Apprenticeship Corner: What is apprenticeship?
The MBCEA is making significant efforts to create a bustling apprenticeship infrastructure specifically designed to serve the metal building industry. This is being done in support of the organization’s primary mission to support professional advancement and raise the profile of the metal building erection industry. Apprenticeship provides a wonderful opportunity for employers to provide workers with the advanced training needed to take their companies and the industry to the next level.
A short history lesson is in order. Apprenticeship dates back to the Middle Ages when master craftsmen employed younger people to work in their specific trade. The arrangement allowed for the craftsman to obtain an inexpensive form of labor and the trainee an opportunity to learn a craft that would allow them to make a living. It developed through the centuries into something that became primarily a training tool pairing on-the-job training and academic study in a wide variety of professions. Abraham Lincoln himself was a trained apprentice in the law. In fact, apprenticeship is where the term “practicing lawyer” originates.

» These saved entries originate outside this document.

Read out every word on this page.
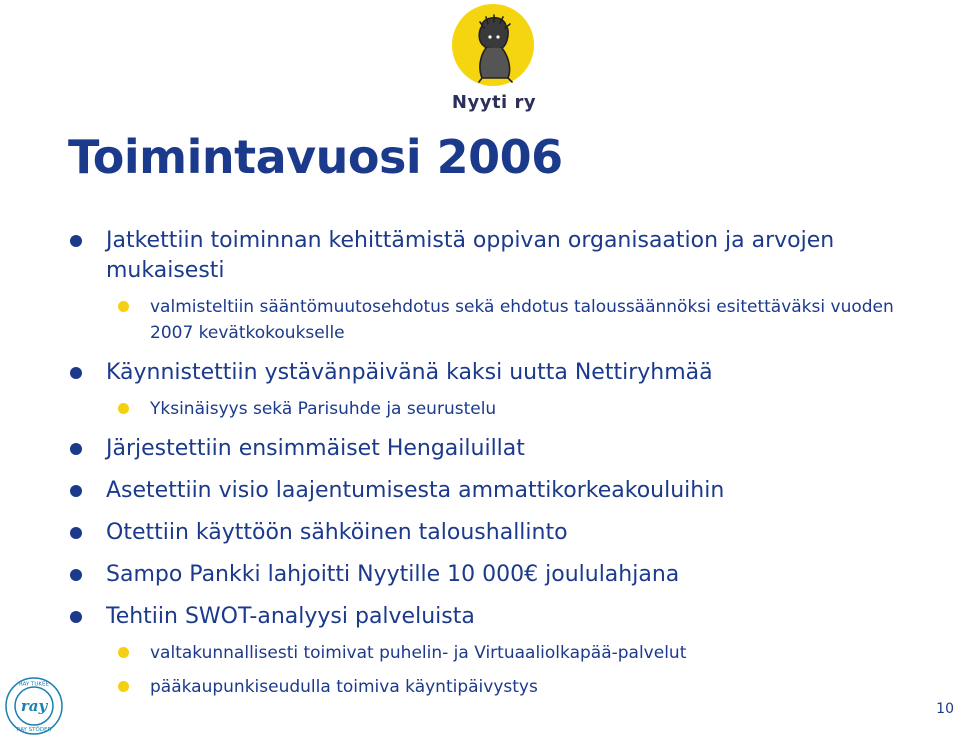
Nyyti ry
Toimintavuosi 2006
Jatkettiin toiminnan kehittämistä oppivan organisaation ja arvojen mukaisesti
valmisteltiin sääntömuutosehdotus sekä ehdotus taloussäännöksi esitettäväksi vuoden 2007 kevätkokoukselle
Käynnistettiin ystävänpäivänä kaksi uutta Nettiryhmää
Yksinäisyys sekä Parisuhde ja seurustelu
Järjestettiin ensimmäiset Hengailuillat
Asetettiin visio laajentumisesta ammattikorkeakouluihin
Otettiin käyttöön sähköinen taloushallinto
Sampo Pankki lahjoitti Nyytille 10 000€ joululahjana
Tehtiin SWOT-analyysi palveluista
valtakunnallisesti toimivat puhelin- ja Virtuaaliolkapää-palvelut
pääkaupunkiseudulla toimiva käyntipäivystys
ray
RAY TUKEE
RAY STÖDER
10
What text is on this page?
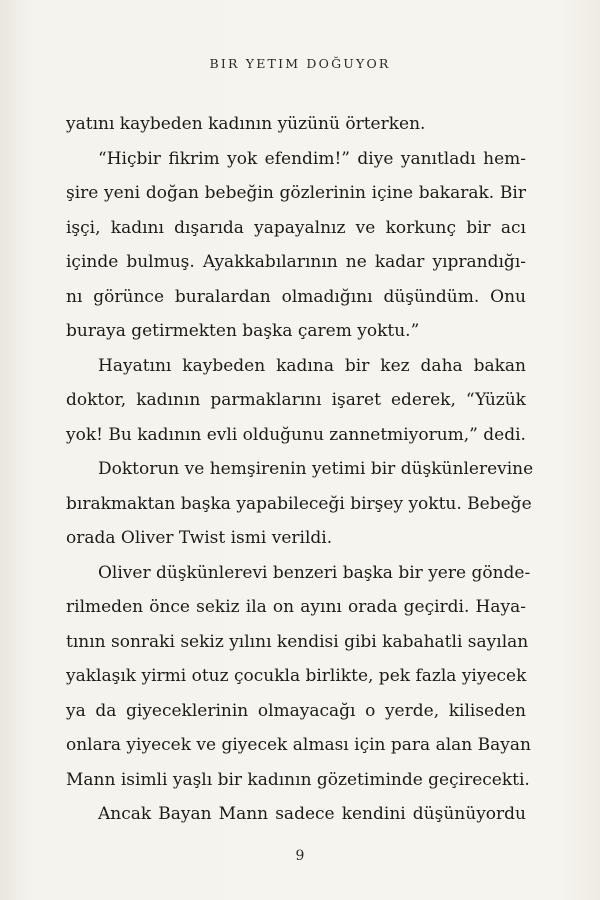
BIR YETIM DOĞUYOR
yatını kaybeden kadının yüzünü örterken.
“Hiçbir fikrim yok efendim!” diye yanıtladı hem-
şire yeni doğan bebeğin gözlerinin içine bakarak. Bir
işçi, kadını dışarıda yapayalnız ve korkunç bir acı
içinde bulmuş. Ayakkabılarının ne kadar yıprandığı-
nı görünce buralardan olmadığını düşündüm. Onu
buraya getirmekten başka çarem yoktu.”
Hayatını kaybeden kadına bir kez daha bakan
doktor, kadının parmaklarını işaret ederek, “Yüzük
yok! Bu kadının evli olduğunu zannetmiyorum,” dedi.
Doktorun ve hemşirenin yetimi bir düşkünlerevine
bırakmaktan başka yapabileceği birşey yoktu. Bebeğe
orada Oliver Twist ismi verildi.
Oliver düşkünlerevi benzeri başka bir yere gönde-
rilmeden önce sekiz ila on ayını orada geçirdi. Haya-
tının sonraki sekiz yılını kendisi gibi kabahatli sayılan
yaklaşık yirmi otuz çocukla birlikte, pek fazla yiyecek
ya da giyeceklerinin olmayacağı o yerde, kiliseden
onlara yiyecek ve giyecek alması için para alan Bayan
Mann isimli yaşlı bir kadının gözetiminde geçirecekti.
Ancak Bayan Mann sadece kendini düşünüyordu
9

Apprenticeship can be a “charged” word for some since a number of battle lines have been drawn between organized labor and open shop companies on this issue. The reality, however, is that apprenticeship should be viewed as advanced training for workers regardless of labor affiliation. There is no better opportunity to provide people a meaningful pathway in the metal building industry. By combining classroom work with hands-on training, the worker can make the practical connection between concepts and application in the field. Moreover, all of this is done while also retaining them as employees. It's a true win-win situation.